On our last fishing trip my wife Lori a few weeks ago just before breaking her arm broke a fly rod while we were fishing.
It was one of our customer rods that I keep in my Suburban. Although we have expensive Sage, Winston and Orvis rods, we often take our customers’ cheap rods when we go fishing. They are readily available, usually already rigged, and fish well. I actually can’t tell the difference between the way the client’s rods and our personal rods throw.
Our customer rods are the Temple Fork Outfitter (TFO) professional series rods. New, they cost $ 129. Mine are about 15 years old. These are the rods that I lend to customers who do not or have not brought their own rods.
We also use them regularly on Dry Run Creek. Because of this, they suffer a lot of abuse. They are really beaten up. Their best feature is that they have a lifetime warranty.
When I got home I remembered I had another client rod that was broken. It was time to send them back to TFO for repair. I gathered the stems and put them in the box they came in (I had kept the box in the garage for this purpose). I have attached my address and a check for $ 80. It’s $ 40 for each rod. I sent the box to TFO.

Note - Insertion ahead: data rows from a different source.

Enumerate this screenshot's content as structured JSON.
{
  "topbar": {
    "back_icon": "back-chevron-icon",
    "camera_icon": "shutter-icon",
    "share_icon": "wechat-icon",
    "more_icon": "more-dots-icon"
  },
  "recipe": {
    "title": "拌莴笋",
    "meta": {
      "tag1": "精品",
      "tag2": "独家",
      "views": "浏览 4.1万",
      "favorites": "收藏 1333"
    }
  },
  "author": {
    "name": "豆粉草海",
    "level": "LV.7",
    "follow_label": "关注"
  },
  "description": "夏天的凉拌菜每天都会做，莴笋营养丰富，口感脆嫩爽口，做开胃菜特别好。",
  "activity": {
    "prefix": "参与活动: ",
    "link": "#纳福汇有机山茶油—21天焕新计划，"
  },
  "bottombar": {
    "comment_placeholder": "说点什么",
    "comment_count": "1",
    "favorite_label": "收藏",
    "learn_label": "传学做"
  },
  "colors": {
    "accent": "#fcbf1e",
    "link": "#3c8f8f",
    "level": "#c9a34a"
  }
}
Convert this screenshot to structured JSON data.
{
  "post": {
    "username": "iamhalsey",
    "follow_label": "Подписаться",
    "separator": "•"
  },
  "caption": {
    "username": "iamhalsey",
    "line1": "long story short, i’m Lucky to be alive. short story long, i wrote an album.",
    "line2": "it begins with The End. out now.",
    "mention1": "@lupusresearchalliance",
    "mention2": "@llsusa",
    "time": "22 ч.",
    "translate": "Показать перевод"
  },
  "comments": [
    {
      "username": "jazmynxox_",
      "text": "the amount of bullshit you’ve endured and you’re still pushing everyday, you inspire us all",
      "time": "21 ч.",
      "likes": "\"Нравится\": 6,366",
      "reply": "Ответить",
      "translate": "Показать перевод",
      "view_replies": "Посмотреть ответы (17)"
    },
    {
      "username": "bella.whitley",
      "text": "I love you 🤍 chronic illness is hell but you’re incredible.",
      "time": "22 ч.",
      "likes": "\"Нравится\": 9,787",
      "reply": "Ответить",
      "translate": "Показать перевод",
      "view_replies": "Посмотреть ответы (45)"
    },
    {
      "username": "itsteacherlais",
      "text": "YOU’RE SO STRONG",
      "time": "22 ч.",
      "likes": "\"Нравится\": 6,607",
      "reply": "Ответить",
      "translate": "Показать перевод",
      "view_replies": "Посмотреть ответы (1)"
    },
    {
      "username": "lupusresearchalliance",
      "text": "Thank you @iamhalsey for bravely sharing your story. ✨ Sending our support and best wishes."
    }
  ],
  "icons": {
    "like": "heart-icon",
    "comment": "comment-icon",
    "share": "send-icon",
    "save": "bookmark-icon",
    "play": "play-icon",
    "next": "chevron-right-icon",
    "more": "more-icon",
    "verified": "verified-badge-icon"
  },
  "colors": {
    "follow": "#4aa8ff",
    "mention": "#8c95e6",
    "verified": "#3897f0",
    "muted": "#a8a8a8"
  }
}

Two weeks later, I received a box of TFO. There were two new fly rods. I can only assume that the folks at TFO were so impressed that I had used the rods so much or they felt sorry for me, because the rods I sent for repair looked so damaged.
I used the rods the following week. My clients were so impressed with the way the rods were throwing and fishing that they decided to buy the same rods for themselves.
At the same time as I sent the TFO rods for repair, I returned an Orvis rod. It was an expensive rod ($ 800) that I use for fishing streamers. Orvis comes with a 25 year warranty. I had to get a return authorization from Orvis. I have enclosed the broken rod, my address, and a check for $ 60. I posted everything the same day as the TFO rods. I haven’t received the rod yet.
While the best idea is not to break a rod, the reality of the situation is rods are broken in doors, ceiling fans, fighting huge fish and a thousand other places. Most rod manufacturers offer some sort of guarantee. TFO has one of the best. It’s quick, inexpensive, and easy to do. The idea of receiving new rods was a definite plus. The Orvis warranty is limited, costs more, and takes longer.
I’ve been a fan of TFO for a long time, and that only makes it stronger.